NATO Genel Sekreteri Jens Stoltenberg, Financial Times için kaleme aldığı başyazıda, NATO’nun savaş politikasını sorgulayan herkesi tehdit etti. Stoltenberg “Enerji kesintileri, aksamalar ve hatta belki de iç karışıklık tehdidiyle zor bir altı ayla karşı karşıyayız,” diye yazıyor ve şöyle devam ediyor: “Ancak Ukrayna’nın iyiliği ve kendi iyiliğimiz için yolumuzdan dönmemeli ve zorbalığa karşı durmalıyız.”

Stoltenberg Financial Times’ta NATO’nun yıllardır bu savaşa hazırlandığını ve Rusya’yı askeri olarak mağlup edene, ekonomik olarak mahvedene ve kendi egemenliği altına alana kadar pes etmeyeceğini açıkça itiraf ediyor.

Stoltenberg 2014’ten bu yana “müttefik ülkelerin Ukrayna’nın güvenlik sektörüne ve kurumlarına milyarlarca dolar destek sağladığını ve özel kuvvetler de dâhil olmak üzere on binlerce askeri eğittiğini” övünerek ifade ediyor. Savaşın başlangıcından bu yana NATO’nun “eşi benzeri görülmemiş askeri, insani ve mali destek” sağladığını belirterek şöyle devam ediyor: “Ülkenin savunma ve güvenlik sektörünü uzun vadede güçlendirmesine ve Sovyet dönemi silahlarından NATO standartlarında kabiliyetlere geçiş yapmasına yardımcı olmaya devam edeceğiz.”

Stoltenberg, NATO’nun “Soğuk Savaş’tan bu yana caydırıcılık ve savunmasında en temel değişimi gerçekleştirdiğini, doğu kanadındaki varlığını önemli ölçüde arttırdığını, yüz binlerce askeri daha hazır hale getirdiğini ve en yeni kabiliyetlere yatırım yapmaya devam ettiğini” yazdı.

Yeni bir dünya savaşı tehdidi oluşturan bu politika ancak uluslararası işçi sınıfının bağımsız hareketiyle engellenebilir.
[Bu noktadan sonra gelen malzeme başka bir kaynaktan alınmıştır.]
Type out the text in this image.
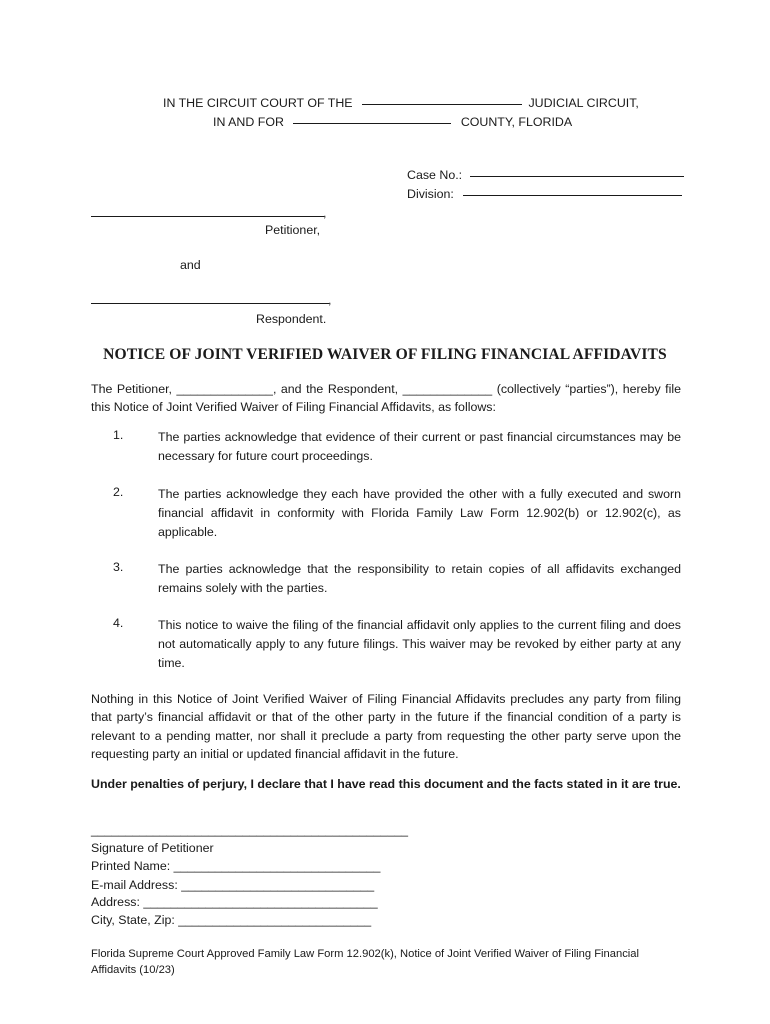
IN THE CIRCUIT COURT OF THE	JUDICIAL CIRCUIT,
IN AND FOR	COUNTY, FLORIDA
Case No.:
Division:
,
Petitioner,
and
,
Respondent.
NOTICE OF JOINT VERIFIED WAIVER OF FILING FINANCIAL AFFIDAVITS
The Petitioner, ______________, and the Respondent, _____________ (collectively “parties”), hereby file this Notice of Joint Verified Waiver of Filing Financial Affidavits, as follows:
1.	The parties acknowledge that evidence of their current or past financial circumstances may be necessary for future court proceedings.
2.	The parties acknowledge they each have provided the other with a fully executed and sworn financial affidavit in conformity with Florida Family Law Form 12.902(b) or 12.902(c), as applicable.
3.	The parties acknowledge that the responsibility to retain copies of all affidavits exchanged remains solely with the parties.
4.	This notice to waive the filing of the financial affidavit only applies to the current filing and does not automatically apply to any future filings. This waiver may be revoked by either party at any time.
Nothing in this Notice of Joint Verified Waiver of Filing Financial Affidavits precludes any party from filing that party’s financial affidavit or that of the other party in the future if the financial condition of a party is relevant to a pending matter, nor shall it preclude a party from requesting the other party serve upon the requesting party an initial or updated financial affidavit in the future.
Under penalties of perjury, I declare that I have read this document and the facts stated in it are true.
______________________________________________
Signature of Petitioner
Printed Name: ______________________________
E-mail Address: ____________________________
Address: __________________________________
City, State, Zip: ____________________________
Florida Supreme Court Approved Family Law Form 12.902(k), Notice of Joint Verified Waiver of Filing Financial Affidavits (10/23)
Yaşam standartlarının yok edilmesine, ücretlerde, işlerde ve sosyal kazanımlarda kesintilere karşı yapılan grev ve protestoların net bir yönelim ve perspektife ihtiyacı var. Bunlar, savaşa karşı bilinçli bir harekete ve kapitalizmi ortadan kaldırmak için Avrupa, Amerika, Rusya, Ukrayna ve diğer tüm ülkelerin işçilerini birleştiren sosyalist bir hücuma dönüştürülmelidir.

Hali vakti yerinde üst orta sınıfın sahte sol partileri, sendikalarla birlikte, ABD-NATO’nun savaş yönelimini benimsemiş durumda. Almanya’nın nükleer silah geliştirmesini talep eden Yeşiller Partili Dışişleri Bakanı Annalena Baerbock ile birlikte Yeşiller, Almanya’daki en açık savaş kışkırtıcısı partiler arasında yer alıyor. İşçi sınıfı içinde savaşa ve artan hayat pahalılığına karşı büyüyen muhalefet, tüm bu partilerle kıyasıya bir çatışmaya girecektir.

Savaşa karşı mücadele bilinçli bir sosyalist önderliğin, yani Sosyalist Eşitlik Partisi ve Dördüncü Enternasyonal’in Uluslararası Komitesi’nin inşasını gerektirmektedir.